Shears permaneció pensativo un buen rato estudiando el boceto de Joyce.
– Es un plan que merece ser considerado -dijo Shears finalmente-. Después de haber visitado el campo de operaciones, naturalmente, usted está bien capacitado para dar su opinión. Vale la pena correr un cierto riesgo para lograr el resultado establecido… ¿Ha observado algo más desde las alturas de su mirador?
Cuando regresó a la cima de la montaña, el sol ya estaba en lo alto. Sus dos guías, llegados durante la noche, le esperaban con inquietud. Estaba exhausto. Se tumbó para descansar durante una hora, pero no se despertó hasta la tarde, cosa que reconoció disculpándose.
– Bueno… Entonces, supongo que durmió también durante la noche. Era lo mejor que podía hacer. El día siguiente se reincorporó a su puesto, ¿verdad?
– Así es, sir. Me quedé un día más. Había muchas cosas que examinar todavía.
Tenía que observar a los seres vivos, después de haber dedicado ese primer período a la materia inerte. Hechizado hasta entonces por el puente y los elementos del paisaje estrechamente vinculados a la natura operación, sintió súbitamente una profunda desazón ante el espectáculo de sus desgraciados hermanos, a los que observaba con sus prismáticos afanándose en el campamento, reducidos a un abyecto estado de esclavitud. Conocía bien los métodos aplicados por los nipones en los campamentos. Una multitud de informes secretos detallaban las interminables atrocidades cometidas por los vencedores.
– ¿Ha presenciado alguna escena brutal? -inquirió Shears.
– No, sir, probablemente no era el día adecuado. No obstante, me sobrecogió pensar que llevan trabajando así durante meses, con ese clima, mal alimentados, en míseras viviendas, sin ningún tipo de cuidados y bajo la amenaza de terribles castigos.
Hizo un repaso de todos los grupos, examinando con los prismáticos a cada uno de los hombres. Quedó horrorizado del estado en que se encontraban. Number One frunció el ceño.
– En nuestro trabajo no hay lugar para demasiadas emociones, Joyce.
– Lo sé, sir, pero es como le digo, son unos verdaderos sacos de huesos. La mayoría tienen los miembros cubiertos de heridas y llagas. Algunos apenas pueden mantenerse en pie. A nadie, en nuestra parte del planeta, se le ocurriría obligar a realizar una obra a unos hombres en un estado físico tan deplorable. ¡Tendría que verlos, sir! Daban ganas de llorar. Los hombres del equipo que tira de las cuerdas para clavar los últimos pilares… Unos esqueletos, sir. Nunca había visto un espectáculo tan horrendo. Es un crimen abominable.

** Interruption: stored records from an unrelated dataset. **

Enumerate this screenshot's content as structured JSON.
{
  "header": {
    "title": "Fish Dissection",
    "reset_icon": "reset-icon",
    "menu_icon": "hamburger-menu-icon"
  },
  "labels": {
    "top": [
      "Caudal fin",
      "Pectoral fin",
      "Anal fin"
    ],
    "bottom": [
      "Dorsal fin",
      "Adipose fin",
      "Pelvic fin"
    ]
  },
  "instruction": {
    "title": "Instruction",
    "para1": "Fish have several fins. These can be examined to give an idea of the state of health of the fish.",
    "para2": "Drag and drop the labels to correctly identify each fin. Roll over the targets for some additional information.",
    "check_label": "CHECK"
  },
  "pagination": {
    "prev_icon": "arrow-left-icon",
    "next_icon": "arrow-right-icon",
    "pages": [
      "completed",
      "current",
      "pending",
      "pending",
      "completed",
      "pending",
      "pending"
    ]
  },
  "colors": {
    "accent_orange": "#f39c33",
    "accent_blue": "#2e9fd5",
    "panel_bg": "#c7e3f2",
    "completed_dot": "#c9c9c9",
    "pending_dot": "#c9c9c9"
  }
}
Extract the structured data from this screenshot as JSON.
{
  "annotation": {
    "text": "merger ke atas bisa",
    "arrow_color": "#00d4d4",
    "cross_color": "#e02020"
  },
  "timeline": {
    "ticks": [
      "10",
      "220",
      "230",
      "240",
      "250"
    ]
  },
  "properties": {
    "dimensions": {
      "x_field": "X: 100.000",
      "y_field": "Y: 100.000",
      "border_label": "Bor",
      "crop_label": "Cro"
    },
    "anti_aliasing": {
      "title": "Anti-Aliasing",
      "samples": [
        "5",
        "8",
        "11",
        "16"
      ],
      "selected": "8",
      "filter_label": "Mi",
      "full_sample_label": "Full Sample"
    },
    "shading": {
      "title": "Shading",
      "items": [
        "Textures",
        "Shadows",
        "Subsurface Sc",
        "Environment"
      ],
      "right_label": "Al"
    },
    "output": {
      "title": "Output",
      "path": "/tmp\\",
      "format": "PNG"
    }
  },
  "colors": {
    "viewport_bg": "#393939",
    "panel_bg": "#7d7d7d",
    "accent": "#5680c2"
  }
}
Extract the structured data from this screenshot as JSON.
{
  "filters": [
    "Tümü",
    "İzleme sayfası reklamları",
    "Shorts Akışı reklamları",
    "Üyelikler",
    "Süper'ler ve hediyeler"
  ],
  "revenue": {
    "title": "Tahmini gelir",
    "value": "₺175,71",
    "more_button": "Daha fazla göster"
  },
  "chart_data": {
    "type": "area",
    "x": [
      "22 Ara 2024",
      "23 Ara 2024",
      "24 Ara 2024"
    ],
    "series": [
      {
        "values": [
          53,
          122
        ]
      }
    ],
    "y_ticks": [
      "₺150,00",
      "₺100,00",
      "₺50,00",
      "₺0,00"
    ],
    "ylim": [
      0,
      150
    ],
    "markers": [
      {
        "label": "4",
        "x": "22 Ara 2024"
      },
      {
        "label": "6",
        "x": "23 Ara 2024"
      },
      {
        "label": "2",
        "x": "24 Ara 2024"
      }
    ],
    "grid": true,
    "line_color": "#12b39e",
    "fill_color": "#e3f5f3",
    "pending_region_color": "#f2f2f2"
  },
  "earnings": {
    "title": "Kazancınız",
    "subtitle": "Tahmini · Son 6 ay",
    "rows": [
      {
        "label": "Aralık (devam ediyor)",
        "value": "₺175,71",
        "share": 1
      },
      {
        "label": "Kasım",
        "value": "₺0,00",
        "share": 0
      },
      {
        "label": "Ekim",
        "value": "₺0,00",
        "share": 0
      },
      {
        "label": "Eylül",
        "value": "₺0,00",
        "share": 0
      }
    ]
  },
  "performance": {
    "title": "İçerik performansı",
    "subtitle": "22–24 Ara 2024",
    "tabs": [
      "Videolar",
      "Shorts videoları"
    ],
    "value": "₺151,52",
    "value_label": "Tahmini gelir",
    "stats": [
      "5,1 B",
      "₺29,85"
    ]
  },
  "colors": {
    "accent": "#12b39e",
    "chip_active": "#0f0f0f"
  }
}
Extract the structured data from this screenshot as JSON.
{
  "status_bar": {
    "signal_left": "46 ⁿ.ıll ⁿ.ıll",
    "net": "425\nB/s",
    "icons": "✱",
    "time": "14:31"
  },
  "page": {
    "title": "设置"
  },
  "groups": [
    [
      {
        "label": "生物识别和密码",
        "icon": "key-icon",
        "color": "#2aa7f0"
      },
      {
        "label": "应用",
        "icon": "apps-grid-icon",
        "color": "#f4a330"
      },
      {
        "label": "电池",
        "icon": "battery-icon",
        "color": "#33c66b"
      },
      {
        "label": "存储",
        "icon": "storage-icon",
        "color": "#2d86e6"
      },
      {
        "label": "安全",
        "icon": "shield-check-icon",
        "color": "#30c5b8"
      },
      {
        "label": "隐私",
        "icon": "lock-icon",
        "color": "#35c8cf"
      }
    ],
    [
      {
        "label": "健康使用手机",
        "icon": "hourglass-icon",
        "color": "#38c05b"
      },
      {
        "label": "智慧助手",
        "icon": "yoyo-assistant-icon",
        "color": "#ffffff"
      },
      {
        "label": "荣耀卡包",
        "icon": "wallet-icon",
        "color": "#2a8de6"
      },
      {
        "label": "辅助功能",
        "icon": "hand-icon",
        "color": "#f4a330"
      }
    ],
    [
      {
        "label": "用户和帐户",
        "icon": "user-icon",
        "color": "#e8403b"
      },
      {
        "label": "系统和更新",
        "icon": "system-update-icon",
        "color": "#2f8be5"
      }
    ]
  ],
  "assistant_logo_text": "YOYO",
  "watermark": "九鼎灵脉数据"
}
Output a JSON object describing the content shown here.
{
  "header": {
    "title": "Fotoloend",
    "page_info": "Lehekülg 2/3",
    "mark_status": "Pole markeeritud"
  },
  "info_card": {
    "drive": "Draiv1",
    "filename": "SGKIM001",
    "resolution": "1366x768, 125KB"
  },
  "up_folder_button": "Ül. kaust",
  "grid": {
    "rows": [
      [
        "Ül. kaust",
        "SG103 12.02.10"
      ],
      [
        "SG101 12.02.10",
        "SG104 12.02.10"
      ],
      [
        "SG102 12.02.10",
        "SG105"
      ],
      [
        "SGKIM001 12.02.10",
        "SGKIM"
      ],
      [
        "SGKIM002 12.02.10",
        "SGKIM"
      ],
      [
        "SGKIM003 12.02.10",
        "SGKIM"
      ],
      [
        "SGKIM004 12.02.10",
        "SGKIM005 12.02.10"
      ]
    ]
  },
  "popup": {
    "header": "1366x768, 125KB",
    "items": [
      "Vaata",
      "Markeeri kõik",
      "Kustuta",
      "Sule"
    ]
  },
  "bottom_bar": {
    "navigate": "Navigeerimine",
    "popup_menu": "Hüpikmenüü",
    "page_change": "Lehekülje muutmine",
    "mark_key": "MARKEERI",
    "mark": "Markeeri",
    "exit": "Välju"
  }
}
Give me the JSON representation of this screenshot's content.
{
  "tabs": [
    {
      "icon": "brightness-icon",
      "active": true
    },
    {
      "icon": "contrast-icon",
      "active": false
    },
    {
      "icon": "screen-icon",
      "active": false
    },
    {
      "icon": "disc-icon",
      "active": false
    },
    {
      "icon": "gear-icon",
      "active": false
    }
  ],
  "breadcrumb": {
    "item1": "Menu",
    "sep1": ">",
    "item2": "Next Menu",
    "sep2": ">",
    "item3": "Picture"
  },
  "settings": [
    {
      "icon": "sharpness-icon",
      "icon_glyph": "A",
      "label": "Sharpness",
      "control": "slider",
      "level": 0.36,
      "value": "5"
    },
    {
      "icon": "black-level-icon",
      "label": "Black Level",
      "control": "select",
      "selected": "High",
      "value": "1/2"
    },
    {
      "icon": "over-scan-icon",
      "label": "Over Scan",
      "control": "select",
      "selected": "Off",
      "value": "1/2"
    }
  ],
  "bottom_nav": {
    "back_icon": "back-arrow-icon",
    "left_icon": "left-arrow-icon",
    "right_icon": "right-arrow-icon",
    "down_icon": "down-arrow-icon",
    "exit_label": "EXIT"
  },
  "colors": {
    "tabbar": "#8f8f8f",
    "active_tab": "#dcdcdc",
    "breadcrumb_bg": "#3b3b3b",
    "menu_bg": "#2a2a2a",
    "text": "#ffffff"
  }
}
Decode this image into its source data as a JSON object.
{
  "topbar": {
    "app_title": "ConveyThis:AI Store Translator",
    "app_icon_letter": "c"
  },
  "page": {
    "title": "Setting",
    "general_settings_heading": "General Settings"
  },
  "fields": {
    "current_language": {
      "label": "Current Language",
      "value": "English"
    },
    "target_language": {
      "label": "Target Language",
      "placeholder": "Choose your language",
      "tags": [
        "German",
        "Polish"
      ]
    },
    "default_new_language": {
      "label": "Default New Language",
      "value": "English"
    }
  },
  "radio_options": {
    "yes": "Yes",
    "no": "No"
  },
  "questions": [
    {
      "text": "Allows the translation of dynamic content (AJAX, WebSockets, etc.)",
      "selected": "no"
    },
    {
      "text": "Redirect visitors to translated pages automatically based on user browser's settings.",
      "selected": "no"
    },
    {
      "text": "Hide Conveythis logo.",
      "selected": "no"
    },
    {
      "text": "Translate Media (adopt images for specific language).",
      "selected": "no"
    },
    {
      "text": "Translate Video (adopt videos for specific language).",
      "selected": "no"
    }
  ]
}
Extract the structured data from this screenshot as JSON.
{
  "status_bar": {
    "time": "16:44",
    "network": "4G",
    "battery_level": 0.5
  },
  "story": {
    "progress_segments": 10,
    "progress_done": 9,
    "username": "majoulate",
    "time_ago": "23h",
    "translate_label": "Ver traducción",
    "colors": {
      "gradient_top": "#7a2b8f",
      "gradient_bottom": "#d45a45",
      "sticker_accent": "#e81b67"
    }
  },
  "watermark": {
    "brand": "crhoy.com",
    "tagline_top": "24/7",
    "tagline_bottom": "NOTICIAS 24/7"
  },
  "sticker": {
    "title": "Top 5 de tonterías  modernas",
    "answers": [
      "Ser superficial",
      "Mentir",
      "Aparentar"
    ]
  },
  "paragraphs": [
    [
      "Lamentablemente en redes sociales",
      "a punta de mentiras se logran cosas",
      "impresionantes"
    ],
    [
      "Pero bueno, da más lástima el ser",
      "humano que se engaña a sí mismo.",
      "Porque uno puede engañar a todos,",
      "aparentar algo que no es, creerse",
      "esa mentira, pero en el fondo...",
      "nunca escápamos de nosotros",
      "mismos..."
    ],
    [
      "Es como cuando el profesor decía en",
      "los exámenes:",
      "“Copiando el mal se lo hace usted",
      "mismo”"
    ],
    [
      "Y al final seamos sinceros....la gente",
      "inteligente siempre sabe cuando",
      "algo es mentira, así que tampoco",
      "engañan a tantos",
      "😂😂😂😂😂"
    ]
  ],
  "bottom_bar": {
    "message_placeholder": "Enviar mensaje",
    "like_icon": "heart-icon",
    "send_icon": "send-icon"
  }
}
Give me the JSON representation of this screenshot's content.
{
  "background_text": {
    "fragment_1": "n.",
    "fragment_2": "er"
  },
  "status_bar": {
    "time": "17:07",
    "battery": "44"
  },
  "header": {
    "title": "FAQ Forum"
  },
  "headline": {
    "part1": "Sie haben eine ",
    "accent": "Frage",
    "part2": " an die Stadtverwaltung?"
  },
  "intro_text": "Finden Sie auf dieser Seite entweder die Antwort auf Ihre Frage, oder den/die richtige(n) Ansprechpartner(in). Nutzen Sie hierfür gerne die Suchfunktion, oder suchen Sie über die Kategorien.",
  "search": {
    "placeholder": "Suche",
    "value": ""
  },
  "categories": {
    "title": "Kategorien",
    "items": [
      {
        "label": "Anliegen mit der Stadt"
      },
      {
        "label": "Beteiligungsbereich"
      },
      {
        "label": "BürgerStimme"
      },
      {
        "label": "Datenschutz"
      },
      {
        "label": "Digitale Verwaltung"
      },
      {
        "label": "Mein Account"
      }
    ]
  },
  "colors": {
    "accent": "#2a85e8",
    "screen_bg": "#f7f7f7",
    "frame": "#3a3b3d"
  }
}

– No se preocupe por ello -dijo Shears-. Los japoneses lo pagarán a su debido tiempo.
– Sin embargo, sir, su actitud me ha causado un gran asombro. Pese a su evidente decaimiento físico, ninguno de ellos parecía realmente abatido. Los he observado bien. Ignoran la presencia de sus guardias, haciendo de ello una cuestión de honor. Ésa es exactamente la impresión que me ha dado, sir: actúan como si los japoneses no estuvieran presentes. Se pasan en la obra desde el amanecer hasta la caída de la noche… y así desde hace meses, sin un día de descanso, probablemente… pero sus rostros no reflejaban desesperanza alguna. A pesar de su vestimenta y su penoso estado físico, no dan la impresión de ser esclavos, sir. He observado bien sus miradas…
Los tres guardaron silencio un buen momento, sumidos en sus propias reflexiones.
– El soldado inglés dispone de inagotables recursos en la adversidad -concluyó Warden.
– ¿Realizó alguna otra observación? -preguntó Shears.
– Los oficiales, los ingleses, quiero decir, sir. Ellos no trabajan, sino que están al mando de sus hombres, quienes parecen estar mucho más atentos a ellos que a los guardias. Van en uniforme.
– ¿En uniforme?
– Con las insignias, sir. Pude reconocer todos los rangos.
– ¡Caramba!… -exclamó Shears-. Los tailandeses habían indicado ese punto, pero no había querido creerles. En los otros campamentos, han hecho trabajar a todos los prisioneros, sin excepción… ¿Había oficiales superiores?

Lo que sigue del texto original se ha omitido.